An indirect infringer is an infringer of the same nature.

It is argued that the establishment of indirect infringement should be based on the occurrence of direct infringement. The reasons are as follows: (1) According to the current legal basis for determining indirect patent infringement in China, indirect infringers and infringers are of the same nature. Therefore, in the legal recognition, the premise of indirect infringement should be that the person who was instigated or helped committed direct infringement. (2) Judging from the judicial practice in China, when the patentee files an infringement lawsuit, the direct infringer and the indirect infringer are generally listed as * * * co-defendants. When the court hears an infringement case, if it finds an indirect infringer, it will generally notify the plaintiff, who will request the court to add an indirect infringer as a co-defendant. If the patentee only brings an infringement lawsuit against the indirect infringer, the patentee must provide evidence to the court to prove the existence of direct infringement. The United States, where the patent system is relatively developed, has basically adopted this method. (3) acts that constitute indirect infringement may not necessarily constitute direct infringement, such as not aiming at production and operation. However, the act of directly implementing the patented technology must eventually occur, otherwise it will be tantamount to admitting the so-called "partial infringement" theory, undermining the basic principle of "the content of the claim shall prevail" stipulated in Article 56 of the Patent Law, and the result will be equivalent to extending patent protection to non-patented products unrelated to the patented technology, which is a typical abuse of patent rights with serious circumstances. (4) There must be a "close" causal relationship between indirect infringement and direct implementation of patented technology. Only when this causal relationship exists, the actor needs to bear certain joint and several responsibilities. The infringer of indirect patent infringement should have subjective intention.

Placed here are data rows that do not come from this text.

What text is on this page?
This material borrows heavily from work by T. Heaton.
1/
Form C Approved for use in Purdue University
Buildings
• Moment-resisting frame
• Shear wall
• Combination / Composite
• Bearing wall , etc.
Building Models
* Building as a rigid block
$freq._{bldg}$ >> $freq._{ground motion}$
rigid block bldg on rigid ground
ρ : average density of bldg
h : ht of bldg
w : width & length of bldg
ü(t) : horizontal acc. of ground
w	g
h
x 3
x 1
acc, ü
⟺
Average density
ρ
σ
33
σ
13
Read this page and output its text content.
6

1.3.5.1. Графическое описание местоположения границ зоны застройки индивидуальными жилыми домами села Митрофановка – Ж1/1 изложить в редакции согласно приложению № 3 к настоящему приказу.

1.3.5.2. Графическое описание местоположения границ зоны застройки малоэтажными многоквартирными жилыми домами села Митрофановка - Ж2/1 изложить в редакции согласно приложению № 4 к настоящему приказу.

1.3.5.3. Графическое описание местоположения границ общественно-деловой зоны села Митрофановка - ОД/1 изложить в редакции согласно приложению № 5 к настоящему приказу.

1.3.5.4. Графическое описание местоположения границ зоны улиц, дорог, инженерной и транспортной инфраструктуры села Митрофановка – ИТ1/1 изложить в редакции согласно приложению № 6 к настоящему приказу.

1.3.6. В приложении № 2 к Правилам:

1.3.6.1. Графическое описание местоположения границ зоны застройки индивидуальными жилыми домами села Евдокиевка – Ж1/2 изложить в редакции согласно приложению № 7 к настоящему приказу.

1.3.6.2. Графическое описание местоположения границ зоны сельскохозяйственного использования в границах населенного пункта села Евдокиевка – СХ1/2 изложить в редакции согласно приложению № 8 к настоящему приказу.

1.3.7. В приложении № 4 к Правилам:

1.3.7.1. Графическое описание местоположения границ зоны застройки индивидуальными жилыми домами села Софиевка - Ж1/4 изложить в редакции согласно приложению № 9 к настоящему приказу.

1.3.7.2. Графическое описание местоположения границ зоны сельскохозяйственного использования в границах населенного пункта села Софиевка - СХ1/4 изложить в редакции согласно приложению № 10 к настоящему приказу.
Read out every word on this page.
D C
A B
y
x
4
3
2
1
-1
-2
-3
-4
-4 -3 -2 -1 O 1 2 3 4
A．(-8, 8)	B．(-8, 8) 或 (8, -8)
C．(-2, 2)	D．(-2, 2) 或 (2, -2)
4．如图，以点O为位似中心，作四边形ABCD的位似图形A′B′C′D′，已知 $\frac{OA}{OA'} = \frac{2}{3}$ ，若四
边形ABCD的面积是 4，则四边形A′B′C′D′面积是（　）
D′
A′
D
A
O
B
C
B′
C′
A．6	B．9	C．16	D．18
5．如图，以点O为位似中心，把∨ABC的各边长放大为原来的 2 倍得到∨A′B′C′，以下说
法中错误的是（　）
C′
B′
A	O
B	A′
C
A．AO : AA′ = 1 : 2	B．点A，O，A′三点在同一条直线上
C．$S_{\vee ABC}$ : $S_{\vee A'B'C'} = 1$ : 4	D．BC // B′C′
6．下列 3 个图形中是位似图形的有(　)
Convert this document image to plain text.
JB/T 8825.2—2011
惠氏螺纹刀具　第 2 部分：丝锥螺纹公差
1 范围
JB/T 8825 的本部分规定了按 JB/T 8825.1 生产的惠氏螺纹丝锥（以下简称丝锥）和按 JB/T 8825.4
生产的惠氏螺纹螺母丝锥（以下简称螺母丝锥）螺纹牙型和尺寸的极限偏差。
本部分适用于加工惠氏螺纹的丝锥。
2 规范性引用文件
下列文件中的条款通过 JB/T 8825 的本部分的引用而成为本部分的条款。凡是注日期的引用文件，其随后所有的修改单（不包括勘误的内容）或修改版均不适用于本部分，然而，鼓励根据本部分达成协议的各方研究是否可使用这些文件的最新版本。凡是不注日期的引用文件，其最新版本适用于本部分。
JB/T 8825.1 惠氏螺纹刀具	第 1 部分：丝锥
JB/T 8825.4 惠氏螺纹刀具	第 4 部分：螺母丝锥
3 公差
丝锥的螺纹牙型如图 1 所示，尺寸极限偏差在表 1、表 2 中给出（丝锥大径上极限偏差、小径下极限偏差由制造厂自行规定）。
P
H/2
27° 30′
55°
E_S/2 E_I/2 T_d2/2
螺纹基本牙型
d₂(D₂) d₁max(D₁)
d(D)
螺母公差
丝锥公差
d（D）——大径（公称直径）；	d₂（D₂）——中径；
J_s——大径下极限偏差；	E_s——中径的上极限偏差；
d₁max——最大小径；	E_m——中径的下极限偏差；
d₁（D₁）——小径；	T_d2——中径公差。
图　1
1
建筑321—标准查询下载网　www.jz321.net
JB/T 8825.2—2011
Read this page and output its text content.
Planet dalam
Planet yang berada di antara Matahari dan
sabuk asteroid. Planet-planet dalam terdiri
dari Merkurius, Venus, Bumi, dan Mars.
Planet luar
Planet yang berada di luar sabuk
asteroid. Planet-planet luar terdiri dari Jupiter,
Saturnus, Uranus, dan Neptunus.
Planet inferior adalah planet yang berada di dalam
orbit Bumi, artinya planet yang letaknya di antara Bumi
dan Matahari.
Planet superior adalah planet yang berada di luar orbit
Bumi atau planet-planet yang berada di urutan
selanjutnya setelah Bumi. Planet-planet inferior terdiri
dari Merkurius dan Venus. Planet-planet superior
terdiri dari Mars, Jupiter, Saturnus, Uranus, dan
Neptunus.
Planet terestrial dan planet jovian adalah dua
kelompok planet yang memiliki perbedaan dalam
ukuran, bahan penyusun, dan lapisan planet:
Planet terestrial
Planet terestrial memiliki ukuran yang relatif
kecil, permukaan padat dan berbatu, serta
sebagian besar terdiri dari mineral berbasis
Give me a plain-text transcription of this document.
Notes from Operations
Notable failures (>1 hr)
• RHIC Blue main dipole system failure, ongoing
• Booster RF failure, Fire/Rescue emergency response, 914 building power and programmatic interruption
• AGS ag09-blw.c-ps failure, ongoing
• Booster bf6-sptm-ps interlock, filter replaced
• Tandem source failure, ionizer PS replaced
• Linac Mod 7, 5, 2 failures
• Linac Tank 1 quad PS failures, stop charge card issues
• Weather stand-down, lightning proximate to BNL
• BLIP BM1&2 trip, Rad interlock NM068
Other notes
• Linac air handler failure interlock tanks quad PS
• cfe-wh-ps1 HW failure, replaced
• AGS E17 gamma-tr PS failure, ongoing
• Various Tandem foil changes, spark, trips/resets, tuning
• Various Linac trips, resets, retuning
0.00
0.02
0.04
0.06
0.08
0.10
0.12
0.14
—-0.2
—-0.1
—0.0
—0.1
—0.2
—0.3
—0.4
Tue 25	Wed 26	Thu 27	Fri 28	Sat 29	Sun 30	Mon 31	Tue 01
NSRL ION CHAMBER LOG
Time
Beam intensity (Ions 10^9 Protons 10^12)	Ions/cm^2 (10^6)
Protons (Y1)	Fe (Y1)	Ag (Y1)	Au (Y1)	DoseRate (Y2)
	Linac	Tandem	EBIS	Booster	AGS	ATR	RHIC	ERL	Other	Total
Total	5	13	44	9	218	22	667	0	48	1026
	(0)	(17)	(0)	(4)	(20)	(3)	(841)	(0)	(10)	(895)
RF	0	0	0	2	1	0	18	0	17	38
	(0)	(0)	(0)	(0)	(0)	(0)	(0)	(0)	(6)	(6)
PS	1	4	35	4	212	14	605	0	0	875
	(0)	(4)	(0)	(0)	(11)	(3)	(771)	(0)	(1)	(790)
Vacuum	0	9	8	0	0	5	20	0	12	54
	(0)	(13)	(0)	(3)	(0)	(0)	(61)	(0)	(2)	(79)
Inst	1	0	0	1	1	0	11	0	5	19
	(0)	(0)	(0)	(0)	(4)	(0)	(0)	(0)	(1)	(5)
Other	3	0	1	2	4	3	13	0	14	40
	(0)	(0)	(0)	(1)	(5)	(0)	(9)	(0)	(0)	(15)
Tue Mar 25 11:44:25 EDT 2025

Of course, for the sake of more protection for the patentee, the law can make relevant exceptions. There are many legislative precedents abroad. China is also starting legislation in this field. For example, Article 79 of the above opinion of Beijing Higher People's Court stipulates: "In the following cases, if the direct infringement is not investigated or is not regarded as patent infringement according to law, the indirect infringer may also be directly investigated for tort liability: (1) This behavior is not regarded as patent infringement as stipulated in Article 63 of the Patent Law; (2) The act belongs to the act of manufacturing or using patented products or using patented methods for personal non-profit purposes. " Article 80 stipulates: "If the direct infringement recognized according to the laws of China occurs or may occur abroad, the indirect infringer may be directly investigated for tort liability." This provides positive help for China to formulate a unified national patent indirect infringement system. Once it is determined that indirect patent infringement is an act of instigating and helping others to commit patent infringement, the infringer of indirect patent infringement should have subjective intention. Generally speaking, the subjective mentality of abetting and helping others is intentional, and abetting and helping behavior does not constitute negligence. In fact, if the negligence liability is investigated like direct patent infringement, it will not only be unfounded in the law, but also bring extra duty of care to the public and cause damage to the actor. Therefore, the legal basis of patent infringement in China has subjective elements and intentional elements. Even in the United States and Germany, indirect patent infringers only assume corresponding responsibilities when they know or obviously know.

The above thoughts on the meaning and elements of indirect patent infringement provide a direction for people to judge indirect patent infringement. We expect our country to improve relevant legislation as soon as possible and build a perfect patent protection system.